Flagging concerns over judicial 'overreach' yet again, the finance minister made it clear that the judiciary must draw its own "Lakshman Rekha" and not take decisions, which fall in the domain of the executive.
He pointed out that he had raised this issue even when he was in the Opposition. "Judicial review is the legitimate domain of the judiciary, but then the Lakshman Rekha has to be drawn by all the institutions themselves. The Lakshman Rekha is very vital," he said, asserting that "the executive decisions are to be taken by the executive and not the judiciary."
"Executive decisions must be taken by the executive alone. If the executive takes decisions, the people have three recourses. If they do not like the decisions, they can ask the executive to change it, ask the courts to strike it down, or else the people can vote the government out of power," Jaitley said.
"When courts take executive decisions, none of these choices are available to the people," he poimted out. "While the courts have the right to review executive decisions, the courts cannot substitute the role of the executive."
"Courts cannot substitute the executive and say I will exercise the executive power. If you do so, the three options will not be available, which are there when the executive takes executive decisions," he said.
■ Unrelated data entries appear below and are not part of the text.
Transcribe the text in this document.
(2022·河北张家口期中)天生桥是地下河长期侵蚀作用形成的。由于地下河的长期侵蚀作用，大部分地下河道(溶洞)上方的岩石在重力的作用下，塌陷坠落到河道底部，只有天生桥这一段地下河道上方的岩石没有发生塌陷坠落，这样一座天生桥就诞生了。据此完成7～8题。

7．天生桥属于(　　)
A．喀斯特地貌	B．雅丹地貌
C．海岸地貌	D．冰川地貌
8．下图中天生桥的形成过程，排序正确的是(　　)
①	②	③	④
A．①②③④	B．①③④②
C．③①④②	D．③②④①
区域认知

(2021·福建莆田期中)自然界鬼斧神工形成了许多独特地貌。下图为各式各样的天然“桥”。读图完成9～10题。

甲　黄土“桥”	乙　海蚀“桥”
Jaitley's response to the issue of drought was completely inadequate given its magnitude. He pointed out that not only had his government released funds through the national and state disaster relief funds but that in the drought affected states, the National Rural Employment Guarantee Act had been extended from 100 to 150 days.
"Every rupee spent (on drought) has been sanctioned by Parliament and I would not like Parliament's authority to be diluted," he said adding that during his ministership more money had been allocated for drought relief than had been done in the past.
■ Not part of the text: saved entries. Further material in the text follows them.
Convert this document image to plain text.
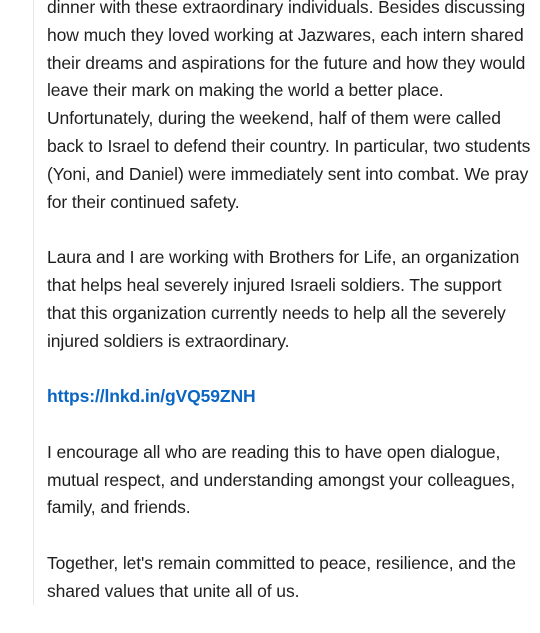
dinner with these extraordinary individuals. Besides discussing how much they loved working at Jazwares, each intern shared their dreams and aspirations for the future and how they would leave their mark on making the world a better place. Unfortunately, during the weekend, half of them were called back to Israel to defend their country. In particular, two students (Yoni, and Daniel) were immediately sent into combat. We pray for their continued safety.

Laura and I are working with Brothers for Life, an organization that helps heal severely injured Israeli soldiers. The support that this organization currently needs to help all the severely injured soldiers is extraordinary.

https://lnkd.in/gVQ59ZNH

I encourage all who are reading this to have open dialogue, mutual respect, and understanding amongst your colleagues, family, and friends.

Together, let's remain committed to peace, resilience, and the shared values that unite all of us.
On the issue of whether the relationship between the Treasury benches and the Opposition had become more acrimonious, Jaitley replied that this was not a new phenomenon and has been there since 1971.
"Even if there are strong political differences, there is always a need for civility and discourse," he stressed.
Two points need to be born in mind the minister emphasised, "We must concentrate on issues and not persons and secondly, while giving arguments, we must do it in a language which raises the public discourse."
Wearing his hat as information and broadcasting minister, he pointed out that the issue of paid news had acquired unprecedented dimensions. "Gone are the days when censorship was possible. The media is too large and our democracy is large enough to live with this. Paid news cannot hope to get free press protection."
India, he further warned, would have to address this issue because excessive advertising was acquiring the perception of political bribery. "Excessive advertising can evolve into political bribery," he maintained.
On the issue of the extradition of former Rajya Sabha MP Vijay Mallya, he said that on the issue of deportation, the UK government has never been helpful. However, with the chargesheet having been filed, Indian agencies would make every effort under due process of law to extradite him.